Dukun juga manusia
Anda tau dukun? Pernah ke dukun? Nah, sebuah pertanyaan menarik dilontarkan kepada saya, kira-kira begini ” Mas, saya punya drone pabrikan dari China, harganya murah ga sampai 15 juta, saya pakai motret, sempat remote dan drone terhalang oleh pohon besar, dan ternyata data foto dari drone setelah terhalang itu tidak ada. Kenapa begitu ya?”
Ini pertanyaan sulit yang mendasar. Mengapa saya sebut demikian. Pertama saya yakin si pembuat drone sebenarnya sudah memberikan tata cara pakai dan limitasi drone tersebut, atau biasa kita kenal dengan manual book, mungkin di dalamnya sudah disampaikan keterbatasan dari drone tersebut, seperti kondisi apabila signal radio link terhalang dan putus. Kedua pertanyaan tersebut juga mengandung bentuk kekecewaan yang dibalut dengan keinginan dronenya bisa lebih, dalam hal ini terhalang tapi drone tetap motret.
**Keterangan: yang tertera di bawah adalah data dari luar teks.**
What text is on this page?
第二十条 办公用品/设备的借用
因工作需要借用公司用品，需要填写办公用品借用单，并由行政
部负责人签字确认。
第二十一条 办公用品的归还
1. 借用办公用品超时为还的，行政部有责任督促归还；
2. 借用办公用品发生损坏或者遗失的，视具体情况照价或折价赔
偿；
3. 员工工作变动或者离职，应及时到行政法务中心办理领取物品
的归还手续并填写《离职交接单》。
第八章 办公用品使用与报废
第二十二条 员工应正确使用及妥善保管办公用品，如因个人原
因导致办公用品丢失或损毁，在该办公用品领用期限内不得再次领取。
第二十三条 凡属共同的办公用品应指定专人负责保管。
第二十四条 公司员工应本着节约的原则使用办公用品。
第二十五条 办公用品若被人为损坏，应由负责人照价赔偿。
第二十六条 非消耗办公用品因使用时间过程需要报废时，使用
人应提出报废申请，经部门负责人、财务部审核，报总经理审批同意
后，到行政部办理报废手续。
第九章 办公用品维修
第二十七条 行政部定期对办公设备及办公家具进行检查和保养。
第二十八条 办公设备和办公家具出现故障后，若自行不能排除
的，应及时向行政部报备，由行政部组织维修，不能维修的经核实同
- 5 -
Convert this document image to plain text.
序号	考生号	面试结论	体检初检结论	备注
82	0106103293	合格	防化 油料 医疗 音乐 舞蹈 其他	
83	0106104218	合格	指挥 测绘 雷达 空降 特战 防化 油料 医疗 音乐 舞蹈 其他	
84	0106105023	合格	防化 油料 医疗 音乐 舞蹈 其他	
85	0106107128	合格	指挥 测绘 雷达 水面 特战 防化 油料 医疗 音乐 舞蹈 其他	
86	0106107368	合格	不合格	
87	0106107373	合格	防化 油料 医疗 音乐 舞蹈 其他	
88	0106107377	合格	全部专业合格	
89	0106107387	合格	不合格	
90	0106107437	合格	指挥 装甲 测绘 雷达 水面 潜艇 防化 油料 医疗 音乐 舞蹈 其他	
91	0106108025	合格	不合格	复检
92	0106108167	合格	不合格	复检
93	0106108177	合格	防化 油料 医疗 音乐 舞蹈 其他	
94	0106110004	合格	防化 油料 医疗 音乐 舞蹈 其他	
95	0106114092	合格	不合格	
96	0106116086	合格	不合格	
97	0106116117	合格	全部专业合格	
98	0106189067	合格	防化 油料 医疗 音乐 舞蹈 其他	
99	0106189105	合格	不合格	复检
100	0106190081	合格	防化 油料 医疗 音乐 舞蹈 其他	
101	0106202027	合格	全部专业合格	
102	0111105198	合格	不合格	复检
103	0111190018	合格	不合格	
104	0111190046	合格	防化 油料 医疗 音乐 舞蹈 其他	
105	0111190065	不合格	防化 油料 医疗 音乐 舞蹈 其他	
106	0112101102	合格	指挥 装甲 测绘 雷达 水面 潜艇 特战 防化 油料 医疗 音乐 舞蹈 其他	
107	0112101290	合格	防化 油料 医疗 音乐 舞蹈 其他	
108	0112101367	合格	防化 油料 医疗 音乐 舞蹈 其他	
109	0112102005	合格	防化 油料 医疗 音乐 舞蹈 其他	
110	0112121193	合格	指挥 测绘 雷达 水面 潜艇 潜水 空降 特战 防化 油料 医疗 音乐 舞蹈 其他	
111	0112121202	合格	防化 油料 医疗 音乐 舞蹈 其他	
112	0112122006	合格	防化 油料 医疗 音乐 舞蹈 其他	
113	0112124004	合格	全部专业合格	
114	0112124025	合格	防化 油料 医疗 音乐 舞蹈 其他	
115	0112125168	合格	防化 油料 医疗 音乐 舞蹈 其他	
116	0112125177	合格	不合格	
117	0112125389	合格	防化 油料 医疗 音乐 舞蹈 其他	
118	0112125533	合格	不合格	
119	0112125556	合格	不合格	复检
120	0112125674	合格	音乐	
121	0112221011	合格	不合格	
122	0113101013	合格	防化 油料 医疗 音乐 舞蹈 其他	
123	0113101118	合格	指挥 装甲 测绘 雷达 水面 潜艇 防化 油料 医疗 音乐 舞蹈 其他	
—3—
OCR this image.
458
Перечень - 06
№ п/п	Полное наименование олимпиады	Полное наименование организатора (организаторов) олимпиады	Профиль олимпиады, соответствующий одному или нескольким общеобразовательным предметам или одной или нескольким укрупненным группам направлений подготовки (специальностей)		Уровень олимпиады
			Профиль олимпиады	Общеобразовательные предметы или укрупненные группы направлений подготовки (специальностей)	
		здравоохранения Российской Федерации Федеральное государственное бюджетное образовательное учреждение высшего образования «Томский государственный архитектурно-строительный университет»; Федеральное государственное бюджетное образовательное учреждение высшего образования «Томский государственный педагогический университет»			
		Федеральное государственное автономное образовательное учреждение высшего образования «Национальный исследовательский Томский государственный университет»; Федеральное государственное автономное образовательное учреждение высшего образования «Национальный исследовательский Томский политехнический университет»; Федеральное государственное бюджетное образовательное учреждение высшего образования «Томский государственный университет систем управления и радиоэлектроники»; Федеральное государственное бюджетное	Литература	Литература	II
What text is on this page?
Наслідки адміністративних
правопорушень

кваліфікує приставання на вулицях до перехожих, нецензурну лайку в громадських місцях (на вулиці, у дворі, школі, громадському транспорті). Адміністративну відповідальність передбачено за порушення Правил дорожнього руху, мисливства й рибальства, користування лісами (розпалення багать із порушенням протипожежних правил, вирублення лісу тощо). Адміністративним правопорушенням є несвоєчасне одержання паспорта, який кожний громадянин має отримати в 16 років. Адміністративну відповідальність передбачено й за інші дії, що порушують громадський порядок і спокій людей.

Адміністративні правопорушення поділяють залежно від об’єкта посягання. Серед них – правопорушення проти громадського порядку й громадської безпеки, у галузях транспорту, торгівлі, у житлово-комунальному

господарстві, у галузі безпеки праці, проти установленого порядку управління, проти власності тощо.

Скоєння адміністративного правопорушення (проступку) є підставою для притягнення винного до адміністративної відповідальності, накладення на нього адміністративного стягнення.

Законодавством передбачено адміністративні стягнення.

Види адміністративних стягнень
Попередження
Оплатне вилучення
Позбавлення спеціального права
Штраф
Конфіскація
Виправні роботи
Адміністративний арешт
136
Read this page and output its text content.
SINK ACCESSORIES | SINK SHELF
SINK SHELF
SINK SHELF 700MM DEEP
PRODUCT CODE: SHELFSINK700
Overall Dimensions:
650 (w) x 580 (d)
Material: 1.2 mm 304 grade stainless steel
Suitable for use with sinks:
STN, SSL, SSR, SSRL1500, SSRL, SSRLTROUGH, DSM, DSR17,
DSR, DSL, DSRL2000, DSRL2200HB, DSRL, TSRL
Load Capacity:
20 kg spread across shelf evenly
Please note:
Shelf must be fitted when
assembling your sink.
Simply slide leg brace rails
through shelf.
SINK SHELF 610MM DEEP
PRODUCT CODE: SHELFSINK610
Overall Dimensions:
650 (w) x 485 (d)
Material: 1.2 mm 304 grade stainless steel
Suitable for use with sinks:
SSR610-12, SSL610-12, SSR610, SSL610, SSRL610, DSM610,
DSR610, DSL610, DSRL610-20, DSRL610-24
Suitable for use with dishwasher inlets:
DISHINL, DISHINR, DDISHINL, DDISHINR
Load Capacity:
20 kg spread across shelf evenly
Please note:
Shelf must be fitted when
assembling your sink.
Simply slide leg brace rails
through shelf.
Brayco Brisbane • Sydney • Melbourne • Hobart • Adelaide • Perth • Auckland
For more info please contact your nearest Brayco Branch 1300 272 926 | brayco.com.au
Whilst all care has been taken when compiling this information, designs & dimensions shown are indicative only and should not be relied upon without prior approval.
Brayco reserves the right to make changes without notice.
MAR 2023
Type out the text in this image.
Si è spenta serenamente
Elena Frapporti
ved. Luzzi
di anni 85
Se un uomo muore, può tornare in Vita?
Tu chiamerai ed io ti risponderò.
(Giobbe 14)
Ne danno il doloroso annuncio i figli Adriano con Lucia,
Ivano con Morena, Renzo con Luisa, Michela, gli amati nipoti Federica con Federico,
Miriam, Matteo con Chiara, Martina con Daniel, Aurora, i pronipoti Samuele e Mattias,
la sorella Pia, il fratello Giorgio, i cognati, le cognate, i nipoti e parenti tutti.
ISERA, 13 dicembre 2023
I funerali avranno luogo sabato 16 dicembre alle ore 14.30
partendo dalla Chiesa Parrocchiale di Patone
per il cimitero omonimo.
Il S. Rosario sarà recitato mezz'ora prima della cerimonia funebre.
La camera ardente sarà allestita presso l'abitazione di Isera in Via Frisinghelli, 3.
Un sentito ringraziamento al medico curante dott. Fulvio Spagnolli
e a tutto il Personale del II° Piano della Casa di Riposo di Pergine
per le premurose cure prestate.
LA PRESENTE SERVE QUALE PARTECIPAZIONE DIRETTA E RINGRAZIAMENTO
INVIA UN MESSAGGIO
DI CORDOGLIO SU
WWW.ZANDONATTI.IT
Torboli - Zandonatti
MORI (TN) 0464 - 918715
Kembali ke pertanyaan saya tentang dukun. Mungkin dalam mindset orang-orang yang mempercayai teknologi seperti dukun adalah murah, bagus, handal, bisa apa saja. Kurang lebih samalah dengan dukun. Maaf saya tidak menjustifikasi ya, tapi menggambarkan mindset kebanyakan orang. Nah begitu juga dengan teknologi. Ketika sebuah teknologi baru muncul, harapan bahwa teknologi tersebut mampu menggantikan teknologi lama selalu tersematkan secara otomatis. Kita bicara drone tadi. Hampir mayoritas drone pabrikan dibekali autopilot. Dan menurut saya autopilot yang tersematkan di drone pabrikan tidak ada yang mampu merekam jalur terbang tanpa terkoneksi dengan remote kontrol. Ini artinya sebuah jalur terbang tersimpannya di remote kontrol, bukan di drone. Bagaimana kejadiannya apabila komunikasi antara drone dan remote kontrol putus?
Sebenarnya di dalam drone itu sendiri sudah difasilitasi tindakan apa yang bisa kita lakukan apabila drone dan remote kontrol putus komunikasinya. Seperti misalnya drone milik saya merk DJI Phantom 3 Pro (ini milik saya ya,,,, ingat, milik saya). Meskipun saya menggunakan program mapping yang canggih, seperti katakanlah Pix4D, dronedeploy, datamapper inflight, tetap saja ketika drone dan remote kontrol terputus koneksinya, drone akan mengalami masa blank. Masa blank ini bisa di set ke dalam tindakan seperti hover, return to home, atau melanjutkan terbang apabila sudah terkoneksi kembali dengan remote kontrol. Nah pengetahuan dasar inilah yang kadang belum tereksplore pada teknologi baru.
Saya sebut kasus lain, user sebuah drone menginginkan sebuah drone bisa digunakan mapping dengan akurasi tinggi. Karena melihat hasil foto dan mosaiknya sudah sesuai dengan kenyataan. Namun kata “sesuai” kadangkala membutuhkan sebuah parameter, yaitu ukuran. Kata teliti sendiri dalam dunia pemetaan berkaitan erat dengan standar dan uji data. Nah untuk bisa memastikan sebuah produk turunan dari foto udara yang dihasilkan dari sebuah drone, dibutuhkan standar ketelitian data dan uji data. Setelah melakukan 2 jenis kegiatan ini, baru bisa dikatakan data tersebut akurat atau tidak, meski secara visual bentuk, warna, tataletak obyek, dan penampakan lainnya sama dengan kenyataan. Inilah yang ingin saya sampaikan bahwa setiap teknologi memiliki kelebihan dan keterbatasannya masing-masing. Saya tidak menyebutkan terbatas, karena pada dasarnya setiap inovasi bisa dikembangkan ke inovasi yang lebih tinggi levelnya.
Jangankan teknologi mas, dukun aja punya spesialisasinya sendiri-sendiri. Bukan begitu?